En même temps il secouait légèrement le flacon qu’il tenait à la main. Le flacon s’illumina tout à coup, et je pus voir distinctement un animalcule composé de douze ou treize segmens à la suite l’un de l’autre, comme dans les perce-oreilles. Le premier, qui formait la tête, brillait comme un rubis, et les autres semblaient autant de diamans. Parfois il se repliait sur lui-même, et alors on eût dit un petit anneau orné de brillans avec un magnifique chaton. C’était un lampyre un peu plus gros et plus phosphorescent que ceux qu’on voit pendant les nuits d’été briller dans nos campagnes.

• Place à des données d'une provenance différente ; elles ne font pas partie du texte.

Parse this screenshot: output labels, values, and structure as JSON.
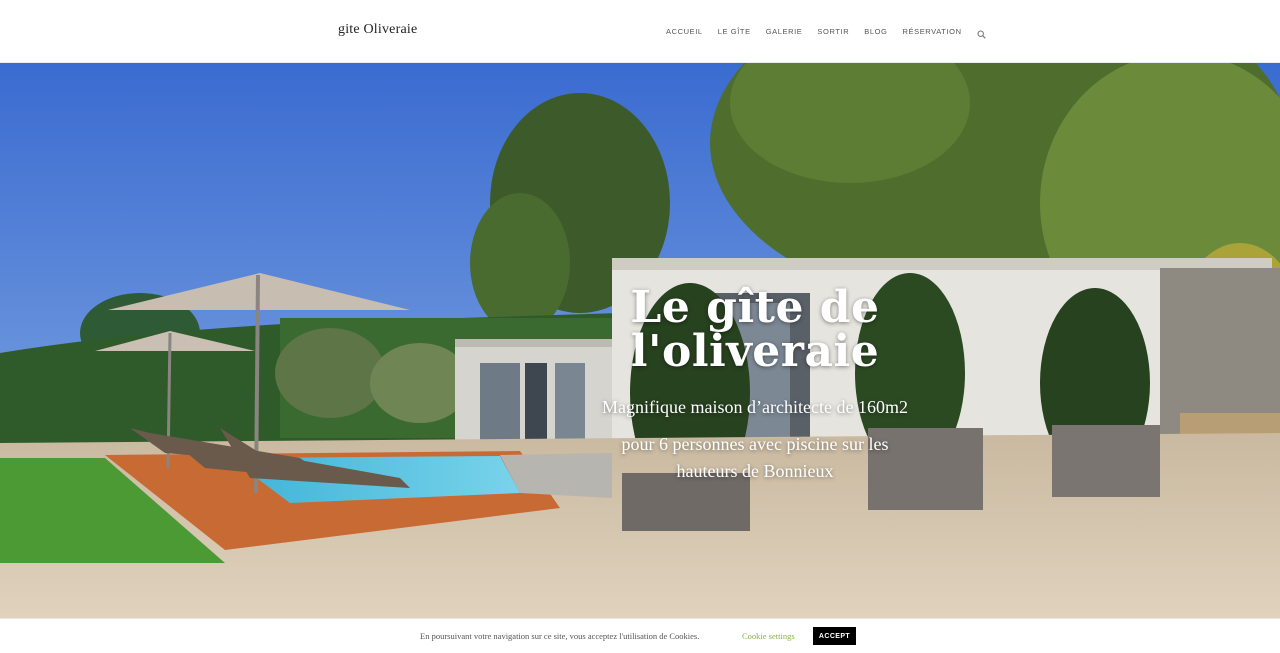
{
  "header": {
    "site_title": "gite Oliveraie",
    "nav": [
      {
        "label": "ACCUEIL"
      },
      {
        "label": "LE GÎTE"
      },
      {
        "label": "GALERIE"
      },
      {
        "label": "SORTIR"
      },
      {
        "label": "BLOG"
      },
      {
        "label": "RÉSERVATION"
      }
    ],
    "search_icon": "search-icon"
  },
  "hero": {
    "title_line1": "Le gîte de",
    "title_line2": "l'oliveraie",
    "subtitle_line1": "Magnifique maison d’architecte de 160m2",
    "subtitle_line2": "pour 6 personnes avec piscine  sur les",
    "subtitle_line3": "hauteurs de Bonnieux"
  },
  "cookie_bar": {
    "text": "En poursuivant votre navigation sur ce site, vous acceptez l'utilisation de Cookies.",
    "settings_label": "Cookie settings",
    "accept_label": "ACCEPT"
  },
  "colors": {
    "cookie_settings_link": "#8ab04a",
    "accept_button_bg": "#000000"
  }
}
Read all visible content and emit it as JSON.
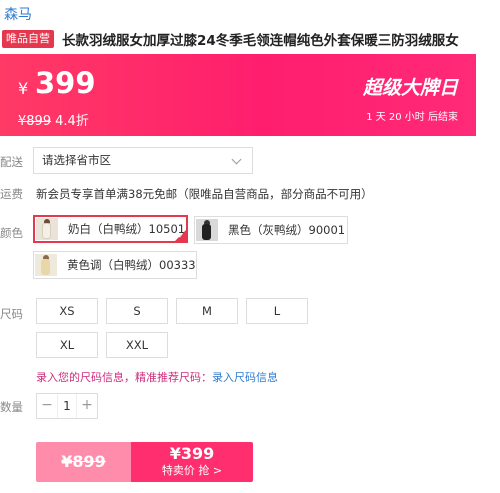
{
  "brand": "森马",
  "product": {
    "tag": "唯品自营",
    "title": "长款羽绒服女加厚过膝24冬季毛领连帽纯色外套保暖三防羽绒服女"
  },
  "banner": {
    "currency": "¥",
    "price": "399",
    "original_price": "¥899",
    "discount": "4.4折",
    "promo_title": "超级大牌日",
    "countdown": "1 天 20 小时 后结束"
  },
  "delivery": {
    "label": "配送",
    "placeholder": "请选择省市区"
  },
  "shipping": {
    "label": "运费",
    "text": "新会员专享首单满38元免邮（限唯品自营商品，部分商品不可用）"
  },
  "colors": {
    "label": "颜色",
    "options": [
      {
        "text": "奶白（白鸭绒）10501",
        "selected": true
      },
      {
        "text": "黑色（灰鸭绒）90001",
        "selected": false
      },
      {
        "text": "黄色调（白鸭绒）00333",
        "selected": false
      }
    ]
  },
  "sizes": {
    "label": "尺码",
    "options": [
      "XS",
      "S",
      "M",
      "L",
      "XL",
      "XXL"
    ]
  },
  "size_info": {
    "text": "录入您的尺码信息，精准推荐尺码：",
    "link": "录入尺码信息"
  },
  "quantity": {
    "label": "数量",
    "value": "1",
    "minus": "−",
    "plus": "+"
  },
  "buy": {
    "original_price": "¥899",
    "price": "¥399",
    "label": "特卖价 抢 >"
  },
  "theme": {
    "accent": "#ff1e6e",
    "brand_link": "#2e7ccf",
    "tag_bg": "#e5384f"
  }
}
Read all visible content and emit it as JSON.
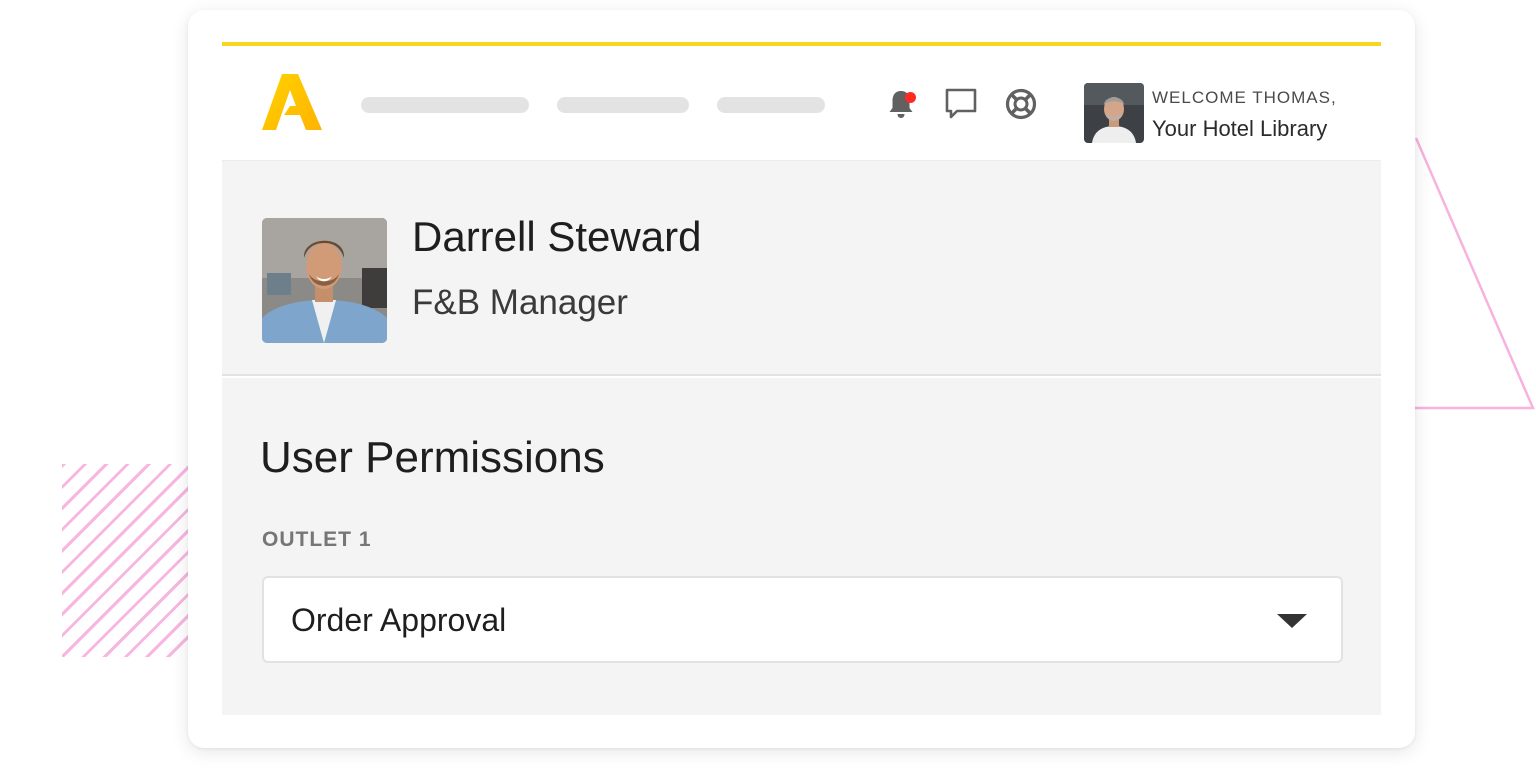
{
  "colors": {
    "accent": "#f7d71e",
    "logo": "#ffc400",
    "notification": "#ff2a24",
    "decoration": "#f7b2de"
  },
  "header": {
    "icons": [
      "bell-icon",
      "chat-icon",
      "help-lifebuoy-icon"
    ],
    "has_notification": true,
    "welcome_text": "WELCOME THOMAS,",
    "hotel_name": "Your Hotel Library"
  },
  "profile": {
    "name": "Darrell Steward",
    "role": "F&B Manager"
  },
  "permissions": {
    "title": "User Permissions",
    "outlet_label": "OUTLET 1",
    "selected_value": "Order Approval"
  }
}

Les nègres, lui ont donné le nom de bicho de pao podre (l’animal du bois pourri). Chaque illumination ne durait que quelques secondes.

— Tous voyez que je ne vous en impose pas, reprit l’Allemand, il y a de quoi faire fortune avec une collection de ces petites bêtes-là. J’ai déjà en tête un projet ; mais comme il se fait tard, et que je-suis mort de fatigue, je vous conterai cela demain.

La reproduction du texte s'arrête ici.